I’ve never given it much thought, but on this occasion, for some unexplained reason I did.  I’d watched it happen countless times but now I found myself staring out the window at two enormous maple trees in the courtyard, observing the leaves, as they do very Fall, come down.  For perhaps eight or ten minutes I stayed focused on the scene.

Questions I’d never considered came to mind – some interesting, others a trifle strange.  Have you ever thought about the following?  Are falling leaves to be viewed as an end or a beginning?  Why do some trees shed most of their leaves rapidly while others hold them much longer?  Are they competing against one another?  Which one wins – the tree losing its leaves first or the one that holds on to them longer?  Do trees regard their leaves as an adornment as we humans do, or as unwelcome camouflage, obscuring its permanent structure of sturdy trunks and graceful branches?  Is it in part good riddance – the leaves being a burden, or is there a sense of loss, of abandonment?  Do trees recognize there will be another crop arriving in  the Spring or  are they surprised when a new cycle begins?

Considering a single tree, is there a pattern or  sequence to  falling leaves?  Do those near the crest go first, while the others follow or is it the ones closest to the ground, or is it completely haphazard, without rhyme or reason?

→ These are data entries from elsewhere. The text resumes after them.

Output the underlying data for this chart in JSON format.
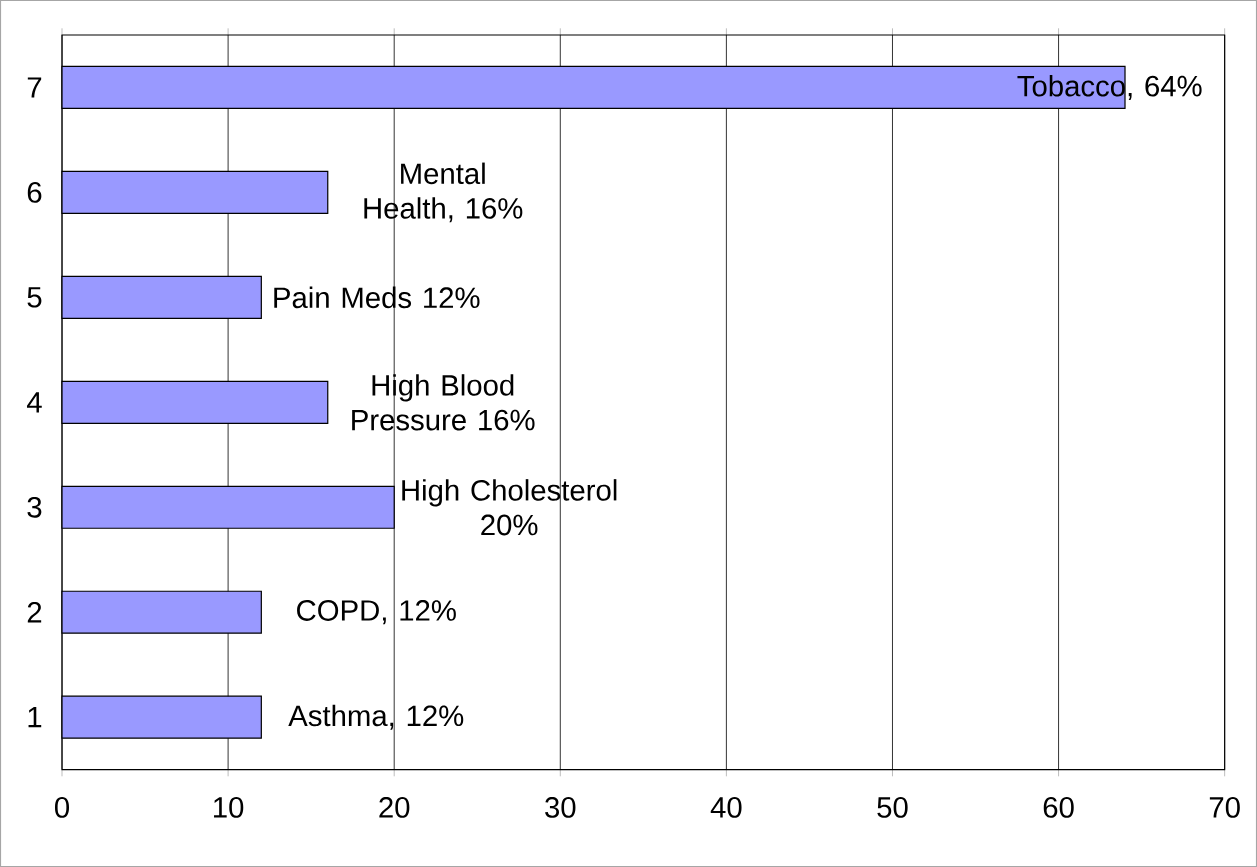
{
  "chart_data": {
    "type": "bar",
    "orientation": "horizontal",
    "categories": [
      "7",
      "6",
      "5",
      "4",
      "3",
      "2",
      "1"
    ],
    "values": [
      64,
      16,
      12,
      16,
      20,
      12,
      12
    ],
    "value_labels": [
      "Tobacco, 64%",
      "Mental Health, 16%",
      "Pain Meds 12%",
      "High Blood Pressure 16%",
      "High Cholesterol 20%",
      "COPD, 12%",
      "Asthma, 12%"
    ],
    "color": "#9999ff",
    "xlim": [
      0,
      70
    ],
    "xticks": [
      0,
      10,
      20,
      30,
      40,
      50,
      60,
      70
    ],
    "grid": "x"
  }
}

Notice, unless there’s absolutely no breeze leaves just don’t fall straight down.  They glide, twist and turn, flutter, travel, often a good distance from their point of origin.  Some resist a downward path, instead catching an upward draft,  gracefully ascend for a time before submitting to the inevitable pull of gravity.

What about those leaves that never fall off, but remain attached to the tree throughout the fall and winter.  Is jt their function to remind us that others will return in the Spring.  Do they regret having been unable to join the others?  I think not because those strewn on the ground will soon crumble, pile up or be ground up, cast away and treated with indifference for the most part – as are most things, once they’ve served their purpose.